All Ages

Tuesday, April 13, 2004

Marvel Digests out today in comic stores

Sorry about the lack of posts, school -- all hellish.
I owe a big catch-up update very soon. Until then, here's my comments from Previews Review regarding the launch of the 4 new Marvel Age digests, as well as the new Marvel Age: Fantastic Four title.

Despite the variety of opinions (both positive and negative) regarding this new all-ages line, I've been behind MARVEL AGE from the first press release. In the 3-ish years I've worked at Scholastic, I have always been pretty vocal about my opinions regarding comics and the potential they have to reach a wide audiences, especially 8 to 12 year olds. The industry has come a long way in 3 years-formats, price points, perceived value and stories that truly appeal to kids are starting to appear-and now it's a matter of putting it in these kids hands.

I've read the stories in the Spider-Man digest and sure, they aren't sophisticated, they're a bit cliché (especially in the eyes of a long time comic book fan), they do take an easy road in repackaging old stories with more appealing art-but this is what will sell to an 8 year old who wants to read Spider-Man.

The tricky thing about children's books is that you really have to know your market. It becomes clear very quickly when a book will tank. Spider-Man, and to a certain extent, Spider-Girl have already in-place audiences and markets for the books, thanks mostly to the successful movie. Kids wandering through a bookstore will recognize Spider-Man. In fact, I'm selling the Spider-Man digest on my book club this Fall.

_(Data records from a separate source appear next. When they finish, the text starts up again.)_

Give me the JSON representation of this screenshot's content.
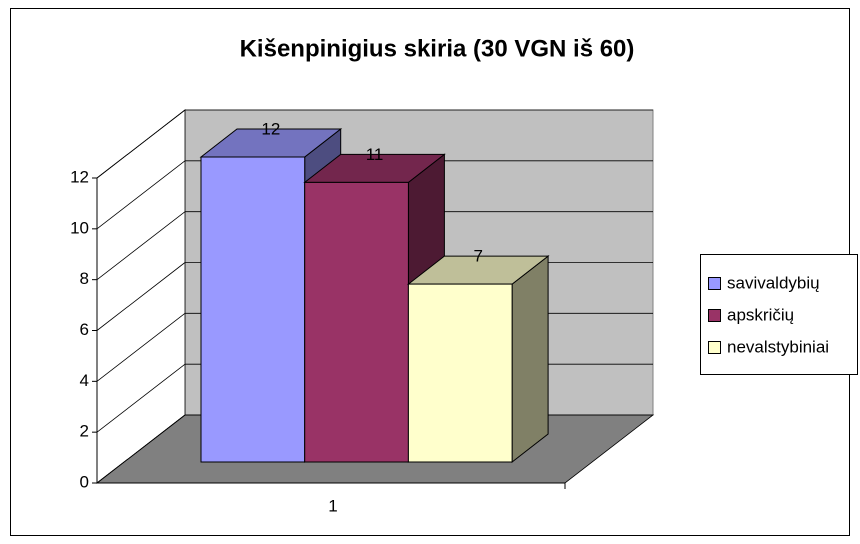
{
  "chart_data": {
    "type": "bar3d",
    "title": "Kišenpinigius skiria (30 VGN iš 60)",
    "categories": [
      "1"
    ],
    "series": [
      {
        "name": "savivaldybių",
        "color": "#9999ff",
        "values": [
          12
        ]
      },
      {
        "name": "apskričių",
        "color": "#993366",
        "values": [
          11
        ]
      },
      {
        "name": "nevalstybiniai",
        "color": "#ffffcc",
        "values": [
          7
        ]
      }
    ],
    "ylim": [
      0,
      12
    ],
    "yticks": [
      0,
      2,
      4,
      6,
      8,
      10,
      12
    ],
    "grid": true,
    "legend": "right",
    "data_labels": true
  }
}
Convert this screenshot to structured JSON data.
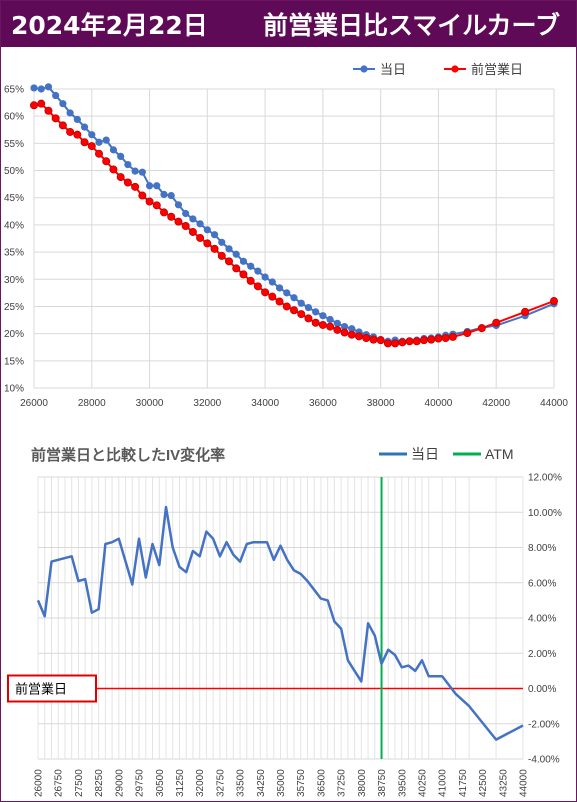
{
  "header": {
    "date": "2024年2月22日",
    "title": "前営業日比スマイルカーブ",
    "bg_color": "#5e0a57"
  },
  "chart_data": [
    {
      "type": "line",
      "title": "",
      "xlabel": "",
      "ylabel": "",
      "xlim": [
        26000,
        44000
      ],
      "ylim": [
        10,
        65
      ],
      "x_ticks": [
        "26000",
        "28000",
        "30000",
        "32000",
        "34000",
        "36000",
        "38000",
        "40000",
        "42000",
        "44000"
      ],
      "y_ticks": [
        "10%",
        "15%",
        "20%",
        "25%",
        "30%",
        "35%",
        "40%",
        "45%",
        "50%",
        "55%",
        "60%",
        "65%"
      ],
      "legend_position": "top-right",
      "grid": true,
      "x": [
        26000,
        26250,
        26500,
        26750,
        27000,
        27250,
        27500,
        27750,
        28000,
        28250,
        28500,
        28750,
        29000,
        29250,
        29500,
        29750,
        30000,
        30250,
        30500,
        30750,
        31000,
        31250,
        31500,
        31750,
        32000,
        32250,
        32500,
        32750,
        33000,
        33250,
        33500,
        33750,
        34000,
        34250,
        34500,
        34750,
        35000,
        35250,
        35500,
        35750,
        36000,
        36250,
        36500,
        36750,
        37000,
        37250,
        37500,
        37750,
        38000,
        38250,
        38500,
        38750,
        39000,
        39250,
        39500,
        39750,
        40000,
        40250,
        40500,
        41000,
        41500,
        42000,
        43000,
        44000
      ],
      "series": [
        {
          "name": "当日",
          "color": "#4472c4",
          "values": [
            65.2,
            65.0,
            65.4,
            63.8,
            62.3,
            60.6,
            59.4,
            58.0,
            56.6,
            55.2,
            55.6,
            53.8,
            52.6,
            51.1,
            49.9,
            49.7,
            47.2,
            47.2,
            45.6,
            45.4,
            43.7,
            42.1,
            41.1,
            40.2,
            39.1,
            38.2,
            36.8,
            35.6,
            34.6,
            33.3,
            32.4,
            31.5,
            30.4,
            29.5,
            28.4,
            27.5,
            26.6,
            25.6,
            24.8,
            24.0,
            23.3,
            22.6,
            21.9,
            21.3,
            20.9,
            20.3,
            19.8,
            19.4,
            18.9,
            18.6,
            18.8,
            18.6,
            18.6,
            18.8,
            19.1,
            19.2,
            19.4,
            19.7,
            19.9,
            20.4,
            21.1,
            21.5,
            23.3,
            25.5
          ]
        },
        {
          "name": "前営業日",
          "color": "#ff0000",
          "values": [
            62.0,
            62.3,
            61.0,
            59.6,
            58.3,
            57.1,
            56.6,
            55.2,
            54.5,
            53.1,
            51.7,
            50.2,
            48.8,
            47.8,
            47.0,
            45.4,
            44.3,
            43.6,
            42.3,
            41.5,
            40.6,
            39.8,
            38.7,
            37.6,
            36.6,
            35.6,
            34.3,
            33.3,
            32.0,
            30.9,
            29.7,
            28.7,
            27.6,
            26.8,
            25.9,
            25.0,
            24.3,
            23.6,
            22.8,
            22.0,
            21.6,
            21.3,
            20.7,
            20.2,
            19.8,
            19.5,
            19.2,
            18.9,
            18.8,
            18.2,
            18.2,
            18.4,
            18.6,
            18.6,
            18.8,
            18.9,
            19.1,
            19.2,
            19.4,
            20.1,
            21.0,
            22.0,
            24.0,
            26.0
          ]
        }
      ]
    },
    {
      "type": "line",
      "title": "前営業日と比較したIV変化率",
      "xlabel": "",
      "ylabel": "",
      "ylim": [
        -4,
        12
      ],
      "y_ticks": [
        "-4.00%",
        "-2.00%",
        "0.00%",
        "2.00%",
        "4.00%",
        "6.00%",
        "8.00%",
        "10.00%",
        "12.00%"
      ],
      "x_ticks": [
        "26000",
        "26750",
        "27500",
        "28250",
        "29000",
        "29750",
        "30500",
        "31250",
        "32000",
        "32750",
        "33500",
        "34250",
        "35000",
        "35750",
        "36500",
        "37250",
        "38000",
        "38750",
        "39500",
        "40250",
        "41000",
        "41750",
        "42500",
        "43250",
        "44000"
      ],
      "legend_position": "top-right",
      "grid": true,
      "atm": 38750,
      "baseline_label": "前営業日",
      "x": [
        26000,
        26250,
        26500,
        26750,
        27000,
        27250,
        27500,
        27750,
        28000,
        28250,
        28500,
        28750,
        29000,
        29250,
        29500,
        29750,
        30000,
        30250,
        30500,
        30750,
        31000,
        31250,
        31500,
        31750,
        32000,
        32250,
        32500,
        32750,
        33000,
        33250,
        33500,
        33750,
        34000,
        34250,
        34500,
        34750,
        35000,
        35250,
        35500,
        35750,
        36000,
        36250,
        36500,
        36750,
        37000,
        37250,
        37500,
        37750,
        38000,
        38250,
        38500,
        38750,
        39000,
        39250,
        39500,
        39750,
        40000,
        40250,
        40500,
        41000,
        41500,
        42000,
        43000,
        44000
      ],
      "series": [
        {
          "name": "当日",
          "color": "#2e75b6",
          "values": [
            5.0,
            4.1,
            7.2,
            7.3,
            7.4,
            7.5,
            6.1,
            6.2,
            4.3,
            4.5,
            8.2,
            8.3,
            8.5,
            7.2,
            5.9,
            8.5,
            6.3,
            8.2,
            7.0,
            10.3,
            8.0,
            6.9,
            6.6,
            7.8,
            7.5,
            8.9,
            8.5,
            7.5,
            8.3,
            7.6,
            7.2,
            8.2,
            8.3,
            8.3,
            8.3,
            7.3,
            8.1,
            7.3,
            6.7,
            6.5,
            6.1,
            5.6,
            5.1,
            5.0,
            3.8,
            3.4,
            1.6,
            1.0,
            0.4,
            3.7,
            3.0,
            1.4,
            2.2,
            1.9,
            1.2,
            1.3,
            1.0,
            1.6,
            0.7,
            0.7,
            -0.3,
            -1.0,
            -2.9,
            -2.1
          ]
        },
        {
          "name": "ATM",
          "color": "#00b050"
        }
      ]
    }
  ]
}
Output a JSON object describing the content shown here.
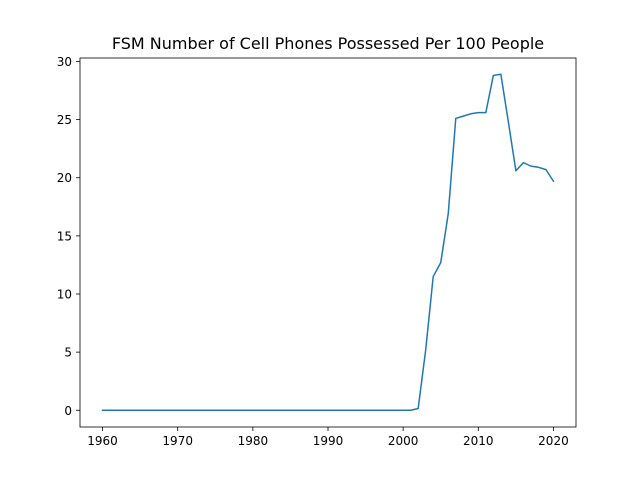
{
  "chart_data": {
    "type": "line",
    "title": "FSM Number of Cell Phones Possessed Per 100 People",
    "xlabel": "",
    "ylabel": "",
    "xlim": [
      1957,
      2023
    ],
    "ylim": [
      -1.44,
      30.3
    ],
    "xticks": [
      1960,
      1970,
      1980,
      1990,
      2000,
      2010,
      2020
    ],
    "yticks": [
      0,
      5,
      10,
      15,
      20,
      25,
      30
    ],
    "grid": false,
    "legend": "none",
    "series": [
      {
        "color": "#1f77b4",
        "x": [
          1960,
          1961,
          1962,
          1963,
          1964,
          1965,
          1966,
          1967,
          1968,
          1969,
          1970,
          1971,
          1972,
          1973,
          1974,
          1975,
          1976,
          1977,
          1978,
          1979,
          1980,
          1981,
          1982,
          1983,
          1984,
          1985,
          1986,
          1987,
          1988,
          1989,
          1990,
          1991,
          1992,
          1993,
          1994,
          1995,
          1996,
          1997,
          1998,
          1999,
          2000,
          2001,
          2002,
          2003,
          2004,
          2005,
          2006,
          2007,
          2008,
          2009,
          2010,
          2011,
          2012,
          2013,
          2014,
          2015,
          2016,
          2017,
          2018,
          2019,
          2020
        ],
        "values": [
          0,
          0,
          0,
          0,
          0,
          0,
          0,
          0,
          0,
          0,
          0,
          0,
          0,
          0,
          0,
          0,
          0,
          0,
          0,
          0,
          0,
          0,
          0,
          0,
          0,
          0,
          0,
          0,
          0,
          0,
          0,
          0,
          0,
          0,
          0,
          0,
          0,
          0,
          0,
          0,
          0,
          0,
          0.15,
          5.2,
          11.5,
          12.7,
          16.9,
          25.1,
          25.3,
          25.5,
          25.6,
          25.6,
          28.8,
          28.9,
          24.8,
          20.6,
          21.3,
          21.0,
          20.9,
          20.7,
          19.7
        ]
      }
    ]
  }
}
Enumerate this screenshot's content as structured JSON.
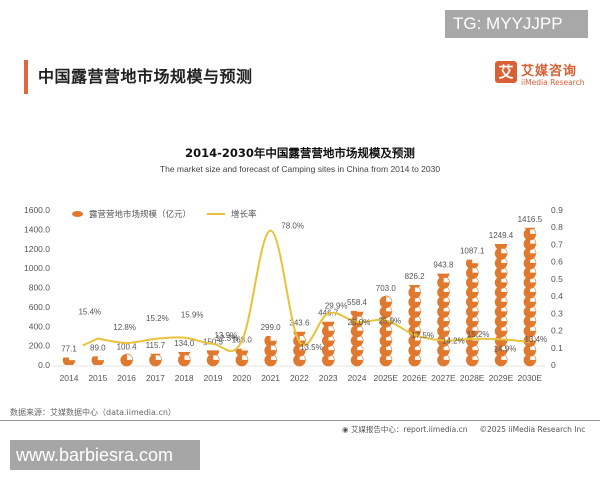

It's the other two I worry about. Even though RUNAWAYS and SENTINEL are critically acclaimed books in the direct market, will this translate into sales in bookstores? Marvel really needs to get out there with some aggressive marketing strategies to make kids, parents, booksellers, and everyone else aware of these books. I'll be picking up both to see if they're as good as everyone says they are and if, more importantly, they will speak to a tween/teen reading audience.

I do find it interesting that this line, touted as being Marvel's foray into the bookstore market, currently has each title CURRENTLY NOT AVAILABLE for order on Canadian bookstores like Chapters and as well as American stores like Barnes & Noble and For some reason I would've thought these would hit the bookstore market before the direct market.


And here we come to the next book in the MARVEL AGE line and, like the Spider-Man book, FF will retell old stories with new manga-esque art. Joe Nozemack from Oni Press had a great observation regarding the Tokyopop Cine-manga books. In a nutshell he said that one of the reasons Tokyopop is having so much success with these titles is because kids already have an 'in'-they've seen SpongeBob Squarepants on television and they've seen Spy Kids in theatres. Books that connect to outside media have greater penetration, greater awareness and a greater chance that a kid will recognize it and want it. Why Marvel wouldn't wait for the Fantastic Four movie to come out is beyond me. A bit of a missed opportunity.